Larry Sabato from the University of Virginia Center for Politics told VOA too many people are not paying attention.
"It ought to concern anyone who cares about small ’d’ democracy,” he said, “because so often what happens in the United States or in other democracies like Great Britain ends up being replicated in other democracies such as France, Germany and beyond."
Violators worldwide
Roth also criticizes what he referred to as the strongmen of Russia, Turkey, the Philippines, Egypt and China, whom he says are increasingly substituting their own authority for accountable government and the rule of law."[Turkish] President [Recep Tayyip] Erdogan’s increasingly dictatorial rule in Turkey … Egypt under President [Abdel Fattah el-] Sissi has produced a rule that is far more repressive than even anything that happened under President [Hosni] Mubarak … [Russian] President [Vladimir] Putin has restricted assembly and expression, penalized online decent and crippled civil society groups. China’s Xi Jinping has embarked on a similar path of repression," he said. [Note from The New Legalist editor: In view of the unique situation in China, it is still too early to jump to this judgment.]
He also cautioned against leaders in some parts of Africa who’ve removed or extended term limits while others used violent crackdowns to suppress protests over unfair elections or corrupt rule, and the recent withdrawal announcement from the international criminal court by Burundi, South Africa and Gambia. The African states claimed the court disproportionately targets African leaders.
Russia also pulled its signature from the ICC treaty, though it had never ratified its membership, and Philippines President Rodrigo Duterte also indicated that he might follow Moscow’s lead, claiming that "only the small ones like us are battered."
In Latin America, Roth says Nicolas Maduro has been disastrous for Venezuela.

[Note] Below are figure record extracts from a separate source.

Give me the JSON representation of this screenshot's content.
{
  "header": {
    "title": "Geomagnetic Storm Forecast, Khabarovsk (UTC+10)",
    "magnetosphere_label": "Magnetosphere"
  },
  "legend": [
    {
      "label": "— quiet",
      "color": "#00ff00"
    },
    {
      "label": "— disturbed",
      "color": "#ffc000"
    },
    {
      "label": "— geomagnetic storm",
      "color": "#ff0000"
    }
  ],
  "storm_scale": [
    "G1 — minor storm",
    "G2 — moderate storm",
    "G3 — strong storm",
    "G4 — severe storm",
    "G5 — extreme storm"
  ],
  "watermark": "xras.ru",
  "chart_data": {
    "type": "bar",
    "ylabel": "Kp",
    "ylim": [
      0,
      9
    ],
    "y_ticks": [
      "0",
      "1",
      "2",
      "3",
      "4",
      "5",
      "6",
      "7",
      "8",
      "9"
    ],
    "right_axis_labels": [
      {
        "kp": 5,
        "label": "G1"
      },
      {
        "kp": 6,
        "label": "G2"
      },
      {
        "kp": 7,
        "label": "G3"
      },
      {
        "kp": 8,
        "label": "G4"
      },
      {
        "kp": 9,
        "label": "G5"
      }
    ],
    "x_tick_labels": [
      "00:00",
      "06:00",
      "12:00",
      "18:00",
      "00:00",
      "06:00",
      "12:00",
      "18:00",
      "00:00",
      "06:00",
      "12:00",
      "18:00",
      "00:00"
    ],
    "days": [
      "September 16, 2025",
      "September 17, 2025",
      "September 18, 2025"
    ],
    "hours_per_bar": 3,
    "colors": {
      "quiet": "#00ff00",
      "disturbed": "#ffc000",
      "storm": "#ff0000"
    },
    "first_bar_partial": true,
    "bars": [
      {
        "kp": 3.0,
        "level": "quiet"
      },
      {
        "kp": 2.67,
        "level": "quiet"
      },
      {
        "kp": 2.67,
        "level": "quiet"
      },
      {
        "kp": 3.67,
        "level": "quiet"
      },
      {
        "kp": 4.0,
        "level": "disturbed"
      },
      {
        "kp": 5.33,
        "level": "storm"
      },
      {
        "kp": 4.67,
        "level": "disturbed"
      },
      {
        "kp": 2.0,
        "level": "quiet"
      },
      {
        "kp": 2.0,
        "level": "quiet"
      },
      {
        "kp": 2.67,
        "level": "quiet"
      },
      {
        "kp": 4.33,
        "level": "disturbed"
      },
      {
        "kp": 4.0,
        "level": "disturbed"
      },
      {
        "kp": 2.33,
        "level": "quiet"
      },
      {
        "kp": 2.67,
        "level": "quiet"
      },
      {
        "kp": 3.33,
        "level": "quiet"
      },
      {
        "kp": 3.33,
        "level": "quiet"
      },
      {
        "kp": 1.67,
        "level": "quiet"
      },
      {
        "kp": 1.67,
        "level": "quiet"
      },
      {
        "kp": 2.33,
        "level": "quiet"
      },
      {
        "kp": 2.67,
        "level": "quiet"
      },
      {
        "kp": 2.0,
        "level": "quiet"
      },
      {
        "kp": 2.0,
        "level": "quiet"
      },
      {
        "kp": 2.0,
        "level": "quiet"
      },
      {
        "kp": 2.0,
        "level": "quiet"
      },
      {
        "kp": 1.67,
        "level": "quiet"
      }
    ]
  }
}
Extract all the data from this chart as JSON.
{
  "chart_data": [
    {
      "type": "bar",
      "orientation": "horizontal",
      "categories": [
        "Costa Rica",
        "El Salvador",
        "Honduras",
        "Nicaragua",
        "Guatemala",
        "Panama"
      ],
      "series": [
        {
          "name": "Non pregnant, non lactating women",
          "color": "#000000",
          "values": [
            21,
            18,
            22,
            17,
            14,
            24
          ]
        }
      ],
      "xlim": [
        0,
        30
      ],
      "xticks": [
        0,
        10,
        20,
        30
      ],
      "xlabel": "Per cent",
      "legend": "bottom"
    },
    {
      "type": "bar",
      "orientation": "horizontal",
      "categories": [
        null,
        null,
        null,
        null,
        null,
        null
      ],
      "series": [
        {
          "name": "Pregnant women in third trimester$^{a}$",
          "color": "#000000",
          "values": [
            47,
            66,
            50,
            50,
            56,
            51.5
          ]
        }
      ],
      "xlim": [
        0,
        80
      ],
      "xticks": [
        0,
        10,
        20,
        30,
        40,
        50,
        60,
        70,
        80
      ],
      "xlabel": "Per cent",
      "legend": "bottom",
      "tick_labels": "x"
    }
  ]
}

"He claimed to achieve the best for the poor, but if you are a poor person in Venezuela, life is pretty miserable for you right now,” Roth said. “Housing has been arbitrarily destroyed without much recourse, and people don’t have adequate access to food and medical drugs. The economy is in collapse and it’s a leader who’s undermining any checks and balances on his authority. And even if the opposition won the national assembly, Maduro controls the courts and has chipped away at any efforts by the national assembly to rein him in."
But such behavior is nothing new for HRW, Roth says, as the organization has engaged with many of the worst governments in the world.
"The best way to protect human rights is to be outspoken about them,” he said, “and not only this or that policy, but also broader political trends, if those are threatening to human rights."